Hier, Macron, dans son allocution va-t-en guerre n’était pas loin d’envoyer sa jeunesse au casse-pipe. Avant même de nous demander si c’est raisonnable, munis d’une calculette, nous allons examiner si c’est envisageable.
J’y vais ou j’y vais pas?
Le dieu de la Guerre a, semble-t-il, abandonné Zelinsky. Dans les couloirs discrets des chancelleries les mots « cessez-le-feu » remplacent mezzo voce le mantra « Slava Ukraini » si cher à BHL au grand dam du comique troupier de Kiev et de ses aficionados.
Alors que Trump exclut toute intervention des Etats-Unis ou de l’OTAN en Ukraine, le Premier Ministre travailliste du Royaume-Uni, Starmer, annonce lui présenter un plan visant à déployer 30.000 soldats européens dont la mission serait d’observer un éventuel cessez-le-feu sans pour autant en donner les détails. Une mission d’observation donc.
De son côté, Macron a remis sur le tapis son projet controversé de « boots on the ground » tout en évacuant une mission de combat. Il a aussi provoqué une réunion en comité plus que restreint pour discuter ce point. Tellement restreint qu’il a relégué le Portugais António Costa, président du Conseil européen, sur le banc des réserves. Rien n’est sorti de cet entre-soi. Trump et Poutine sourient.
En effet, la Pologne, ennemi historique de l’Ukraine s’oppose au déploiement de troupes européennes en Ukraine. Il faut dire que la liste des horreurs commises par les Ukrainiens est documenté. On retiendra le massacres des Polonais en Volhynieet les meurtres de masse de civils polonais commis par les membres de l’Armée insurrectionnelle ukrainienne (UPA) pendant la Seconde Guerre mondiale, entre 1942 et 1944, sous la bannière de Bandera vénéré encore aujourd’hui dans le pays. Idem pour l’Allemagne si le parlement allemand donne son feu vert. La Hongrie et la Slovaquie ne veulent pas d’un tel déploiement, les Pays-Bas ont besoin de l’accord du parlement et l’Italie fait face à des problèmes constitutionnels. Rassurons-nous : la Suisse a promis de fournir un contingent de … 200 soldats ! C’est dire que les poids lourds européens ne sont pas trop emballés par les rêves napoléoniens d’un Macron jupitérien en fin de règne.

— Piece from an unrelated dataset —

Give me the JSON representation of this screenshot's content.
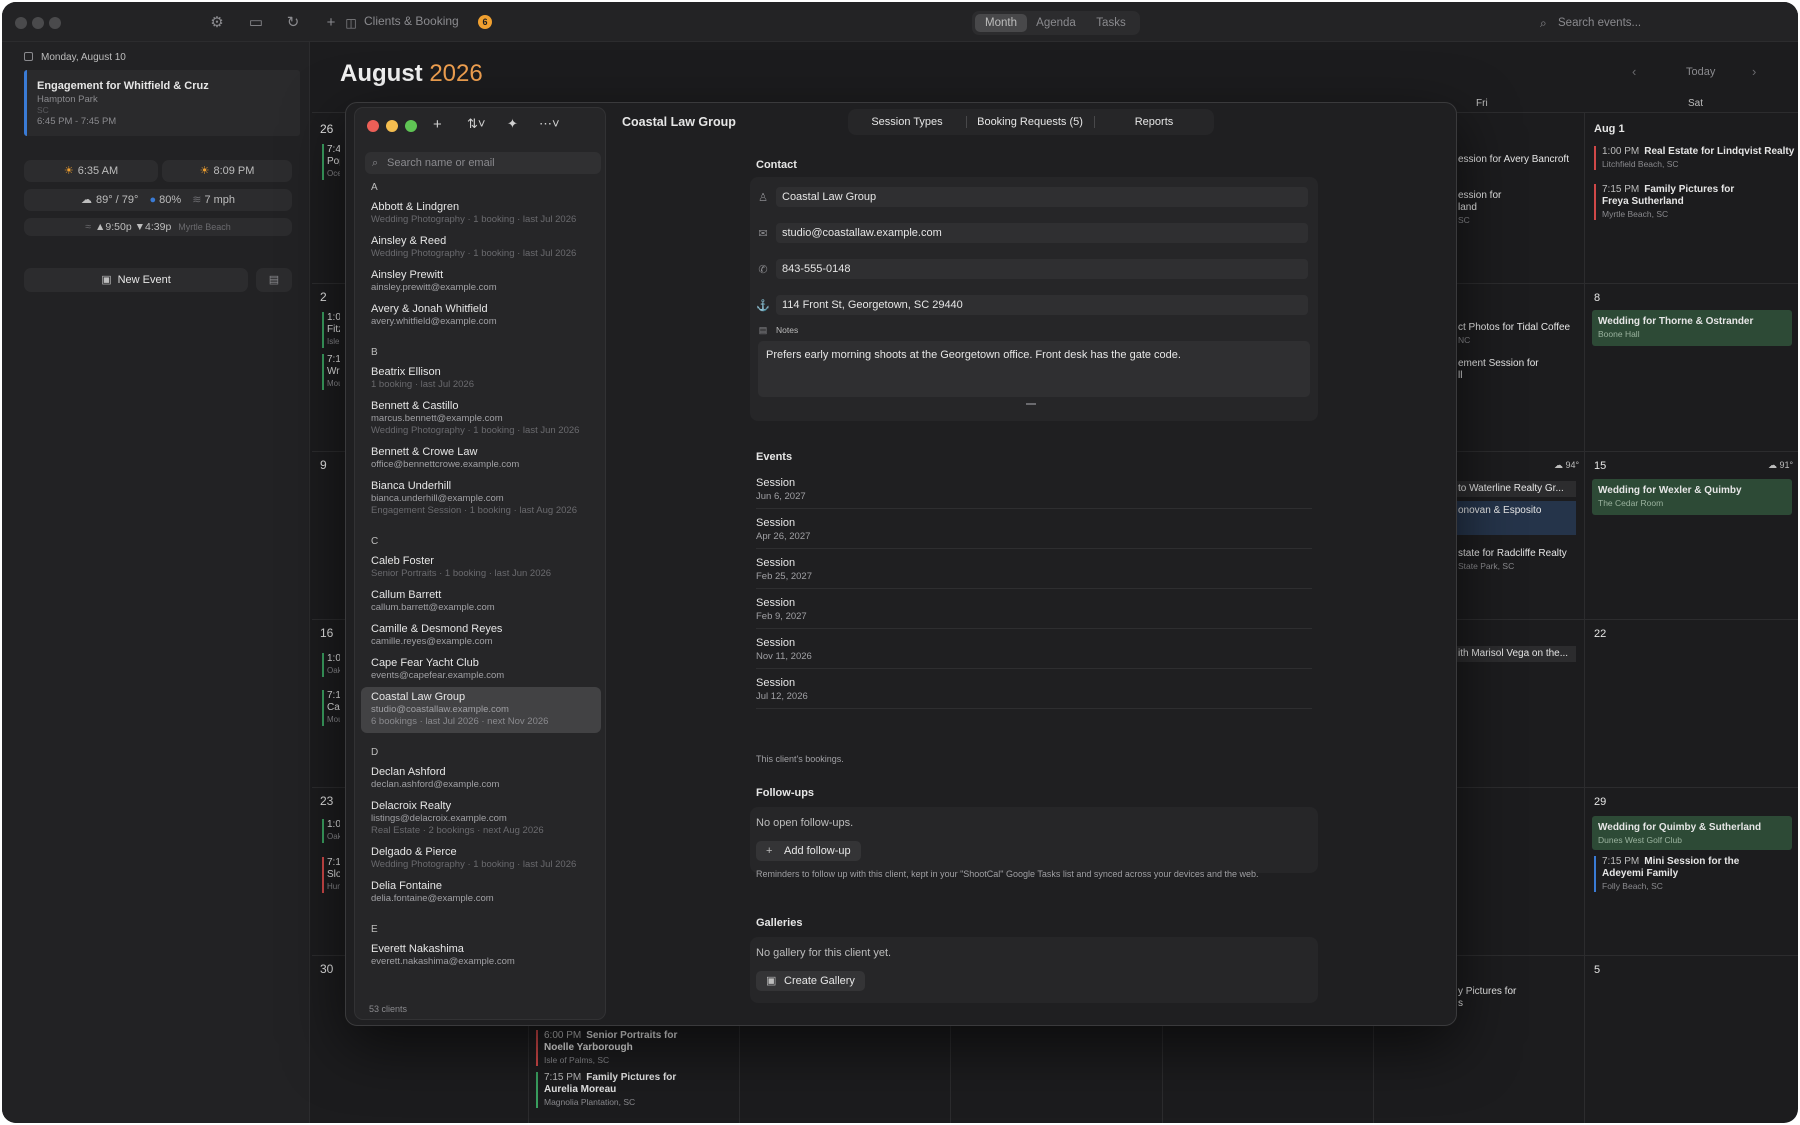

La visite de Macron à la Maison Blanche n’a rien changé. On navigue dans le brouillard et Macron a tort d’oublier la réaction russe : « Le déploiement de troupes de forces armées des pays de l’Otan, mais sous un autre drapeau, sous le drapeau de l’Union européenne ou sous des drapeaux nationaux, ne change rien. C’est bien sûr inacceptable« . La messe est dite !
Pour la beauté de la réflexion, voyons si la déclaration de Macron tient la route.
Combien de troupes ?
Starmer a évoqué le nombre de 30.000 casque bleus. Zelinsky en demande 200.000 (deux fois le volume de l’Armée de Terre française, huit fois celui des Forces Armées belges). Plus un solide appui aérien. Les médias tout aussi mal informés prédisent un contingent de 30.000 à 200.000 soldats …
Experts et responsables militaires s’accordent pour dire que les Européens devraient déployer une force « robuste » et importante en nombre et en matériels plutôt qu’une force de peacekeeping du style Casques bleus de l’ONU. Exit la déclaration de Starmer. Faut-il rappeler que les missions de maintien de la paix onusiennes ont pour la plupart été des échecs ? La UNFICYP incapable de redonner l’entière souverainement chypriote sur l’île occupée par les Turcs, la FINUL du Liban à la merci du Hezbollah, le Rwanda et son génocide d’un million de morts que le Général canadien Roméo Antonius Dallaire n’a pu empêcher , l’UNPROFOR et le massacre de 8.000 bosniaques sous les yeux attendris des Néerlandais…
Vu le nombre de belligérants en présence, la longueur du front, le conflit de type « haute intensité » et la présence de mercenaires et d’unités non régulières du côté ukrainien, le format « maintien de la paix » est inadapté à la situation. Celui de « force d’interposition » serait plus opportun.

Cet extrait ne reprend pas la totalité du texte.